For whatever the hell ‘strong style’ is I feel that this match is a better example to help people understand than anything that’s been suggested in the years since the build up to Wrestle Kingdom 9. Nobuhiko Takada is an outsider from UWF holding the IWGP heavyweight championship and Shinya Hashimoto is here to win back his crown and again prove to the fans that this ring is home to the king of sports. Emotions are a more important component to pro wrestling than the actual wrestling and something that tends to be neglected in wrestling criticism in our modern age that craves quantifiables and opinions that are easily digestible and tweetable. Numbers and stats can do everything to tell you why an athlete is one of the best or why a wrestler deserves to be booked on top because they bring the biggest live gates and sell the most merch, but the emotional investment is why the audience cares and continues to support that wrestler through their journey. During the introductions it’s never a question about which wrestler the audience is pulling for, any time Shinya is able to get a rope break the crowds gives full applause and when Shinya starts throwing heavy chops they start cheering as if they can will their man to win. The energy of the audience mirrors that of when a local boxer has a big match in their home town or when the local sports team hosts an elimination game, anything your guy or your team does feels 10x more important than anything else that could be happening in that moment because what’s before your eyes is all that matters. When Shinya ducks under Takada’s head kick and sweeps his legs out from under him the crowd jumps to their feet and erupts into a roar loud enough to make you think the match had just ended in a TKO. Seeing Takada clutch his knee after hitting the mat is that bit of hope that you needed to know that Shinya is going to win this match, the brainbuster sends the crowd into a fervor that reaches its final pitch once Takada taps out from the armbar.

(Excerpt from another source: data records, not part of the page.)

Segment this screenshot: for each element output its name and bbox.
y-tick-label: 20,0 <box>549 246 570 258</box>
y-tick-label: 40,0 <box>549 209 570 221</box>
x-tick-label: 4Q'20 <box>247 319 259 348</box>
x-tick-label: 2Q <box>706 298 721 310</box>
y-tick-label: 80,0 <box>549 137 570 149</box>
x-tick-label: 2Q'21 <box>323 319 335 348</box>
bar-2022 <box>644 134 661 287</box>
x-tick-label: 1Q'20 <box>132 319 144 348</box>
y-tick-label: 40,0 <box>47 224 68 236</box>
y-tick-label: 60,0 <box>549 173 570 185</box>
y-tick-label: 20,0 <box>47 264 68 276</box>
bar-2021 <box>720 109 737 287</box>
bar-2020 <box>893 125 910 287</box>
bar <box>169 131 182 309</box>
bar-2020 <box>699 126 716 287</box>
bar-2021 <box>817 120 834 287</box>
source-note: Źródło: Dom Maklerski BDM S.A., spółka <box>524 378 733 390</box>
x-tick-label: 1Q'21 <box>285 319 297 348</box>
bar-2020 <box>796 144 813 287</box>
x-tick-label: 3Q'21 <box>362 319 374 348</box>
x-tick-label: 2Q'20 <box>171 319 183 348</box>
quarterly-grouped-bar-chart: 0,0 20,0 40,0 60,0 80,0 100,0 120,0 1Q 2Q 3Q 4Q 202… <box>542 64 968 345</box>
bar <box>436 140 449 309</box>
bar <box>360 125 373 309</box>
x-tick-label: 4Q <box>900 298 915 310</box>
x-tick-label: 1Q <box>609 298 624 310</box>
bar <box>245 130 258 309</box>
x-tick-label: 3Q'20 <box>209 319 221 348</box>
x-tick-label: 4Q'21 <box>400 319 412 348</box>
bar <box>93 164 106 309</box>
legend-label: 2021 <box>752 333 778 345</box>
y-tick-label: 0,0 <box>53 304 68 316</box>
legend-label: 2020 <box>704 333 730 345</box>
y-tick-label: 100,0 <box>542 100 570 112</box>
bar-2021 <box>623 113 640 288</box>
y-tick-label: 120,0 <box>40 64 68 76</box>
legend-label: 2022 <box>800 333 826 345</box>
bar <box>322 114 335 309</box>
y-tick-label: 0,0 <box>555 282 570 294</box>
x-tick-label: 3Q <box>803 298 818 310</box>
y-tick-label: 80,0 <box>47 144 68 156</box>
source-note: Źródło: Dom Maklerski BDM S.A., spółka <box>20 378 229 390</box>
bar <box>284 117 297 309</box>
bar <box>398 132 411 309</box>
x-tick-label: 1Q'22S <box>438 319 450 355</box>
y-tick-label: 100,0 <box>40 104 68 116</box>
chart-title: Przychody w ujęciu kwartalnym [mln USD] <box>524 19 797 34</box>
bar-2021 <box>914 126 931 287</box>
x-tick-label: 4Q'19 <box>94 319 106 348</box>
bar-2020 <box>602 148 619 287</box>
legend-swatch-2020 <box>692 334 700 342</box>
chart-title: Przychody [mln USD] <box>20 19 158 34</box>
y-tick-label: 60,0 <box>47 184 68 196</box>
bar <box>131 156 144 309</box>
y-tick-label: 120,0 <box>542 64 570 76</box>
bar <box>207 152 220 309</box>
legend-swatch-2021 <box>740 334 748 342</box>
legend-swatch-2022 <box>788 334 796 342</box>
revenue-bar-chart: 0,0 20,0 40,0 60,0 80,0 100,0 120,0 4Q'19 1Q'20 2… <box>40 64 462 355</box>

Why is this match my go-to example for “strong style”? Because this match makes me feel like this is two wrestlers going out to the ring and giving it their all to win the fight, and it’s a hell of a fight. This match is under 15 minutes but it’s not just a mess of nonstop action or dramatic stares for the sake of dramatics, everything done in this match feels purposeful and nothing is done for the sake of doing something. Some moments are just the two wrestlers holding a lock up or mount, trying to think of a way to best their opponent, and that lets the audience sit and hope that their man can find a way to get the upper hand potentially win. Many things that make the 1990s era of Japanese wrestling great and memorable is lost whenever fans try to emulate it in their own matches and the major flaw is that you can’t just copy the emotional connection these wrestlers have with the fans. You can read however many recaps and ratings as you want but that won’t tell you what truly made the match amazing, the need to have a number or little snowflakes has stunted many fans’ ability to articulate why they enjoyed a wrestling match; behaving as if they’re the algorithm in a wrestling video game that only operates on sequences and formulas. A more appropriate explanation to the old, “puro is more sport-like” is it’s sport-like because even if a wrestler or team isn’t the statistical best if they leave everything on the table, kick as hard as they can or at least go down swinging, then I’m damn well going to root for them no matter what. Strong style to me is being a fan of the group of wrestlers from NJPW, and believing that those wrestlers are very well the best in the world no matter who challenges them; be it UWF, WCW, FMW, or whoever else.

Of course I can’t be callous and say that there is no emotion in current NJPW as there obviously is, the Bushiroad era is the best business the promotion has done in recent memory and they keep growing the fan base, but again, numbers aren’t a definitive look at what makes people care and at the end of all of this, this has nothing to do with ‘strong style’ because by the time the pro wrestling anglosphere needed to have that explained to them it was already too late; by the time most of us heard the term ‘strong style’ the NJPW house style had already changed and Tomohiro Ishii fighting Katsuyori Shibata in the G1 Climax in 2013 wasn’t a rule but a mere exception.